Issued by Andrew Whitfield MP – DA Shadow Minister of Police
10 Feb 2023 in Press Statements

The DA welcomes the life sentence handed to a Gqeberha man who was found guilty of the violent rape and murder of five-year-old Chantelle Makwena.

Little Chantelle, from Rocklands in Nelson Mandela Bay, was brutally raped and killed in August 2019 by a man out on bail for another rape. He dumped her lifeless body in a pit latrine.

Her killer, Ricardo Gysman, initially pleaded not guilty to two counts of rape and the murder but was found guilty and was today sentenced in the Gqeberha High Court to two life sentences and 10 years, to run concurrently.

Due to the backlog in processing DNA at the SAPS National Forensic Laboratory, it took two full years after Chantelle’s murder before Gysman was arrested and appeared in court.

Gysman was initially taken in for questioning shortly after the rape and murder of Chantelle but was released pending the results of DNA testing.

It is unacceptable that a violent criminal like Gysman was allowed to walk free in our community for two years because the SAPS allowed the DNA backlog to balloon to millions of untested samples at the time.

The DA has been at the forefront of fighting against the massive DNA backlog precisely because of tragic cases like the one of Chantelle Makwena. Victims and families of victims of violent crime suffer the most horrific and unacceptable extended trauma from delayed justice because of these DNA backlogs.

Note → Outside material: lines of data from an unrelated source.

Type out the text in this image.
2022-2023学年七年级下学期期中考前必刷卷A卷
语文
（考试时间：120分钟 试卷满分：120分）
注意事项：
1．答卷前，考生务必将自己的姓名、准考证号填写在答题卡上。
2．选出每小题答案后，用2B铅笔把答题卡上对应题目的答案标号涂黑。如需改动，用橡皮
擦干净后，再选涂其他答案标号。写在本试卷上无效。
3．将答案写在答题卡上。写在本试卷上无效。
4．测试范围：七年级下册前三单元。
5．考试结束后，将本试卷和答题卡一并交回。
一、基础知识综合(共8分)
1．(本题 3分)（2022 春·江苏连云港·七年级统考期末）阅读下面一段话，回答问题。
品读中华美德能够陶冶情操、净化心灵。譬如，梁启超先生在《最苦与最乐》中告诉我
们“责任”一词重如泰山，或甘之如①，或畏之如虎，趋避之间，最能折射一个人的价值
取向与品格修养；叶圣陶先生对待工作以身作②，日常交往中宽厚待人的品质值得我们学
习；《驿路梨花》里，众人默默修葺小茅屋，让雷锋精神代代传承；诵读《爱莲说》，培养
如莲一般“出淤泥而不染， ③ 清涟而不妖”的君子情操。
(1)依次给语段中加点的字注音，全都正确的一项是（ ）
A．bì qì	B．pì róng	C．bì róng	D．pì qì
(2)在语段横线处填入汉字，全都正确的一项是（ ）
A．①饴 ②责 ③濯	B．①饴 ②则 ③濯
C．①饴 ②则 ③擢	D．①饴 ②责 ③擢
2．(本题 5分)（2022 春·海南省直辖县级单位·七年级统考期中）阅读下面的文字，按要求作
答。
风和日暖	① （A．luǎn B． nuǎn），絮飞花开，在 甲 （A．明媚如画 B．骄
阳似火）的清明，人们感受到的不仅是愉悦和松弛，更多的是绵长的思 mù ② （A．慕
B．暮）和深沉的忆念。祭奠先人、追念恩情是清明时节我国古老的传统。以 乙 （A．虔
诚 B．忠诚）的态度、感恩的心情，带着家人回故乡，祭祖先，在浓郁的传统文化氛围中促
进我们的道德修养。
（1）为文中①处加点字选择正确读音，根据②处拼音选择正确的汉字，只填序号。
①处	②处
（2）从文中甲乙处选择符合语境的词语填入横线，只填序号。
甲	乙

Last year, in a written response to questions I raised, police minister Bheki Cele said a police forensic science laboratory in Gqeberha was on track to be completed by 2 February 2023.

When it is finally commissioned, the laboratory will assist in expediting DNA testing for samples collected within the Eastern Cape and help to keep violent criminals behind bars.

The deadline has come and gone, but still, there is no DNA analysis capability at the laboratory in the Bay.

I will now write to the minister requesting feedback on when we can expect the laboratory to become operational.

The police are losing the war against gender-based violence due to their inability to timeously process DNA that would link violent offenders to crimes against women and children.

Victims and their loved ones are being denied their right to justice due to the incompetence of a minister who cares very little for the people of South Africa.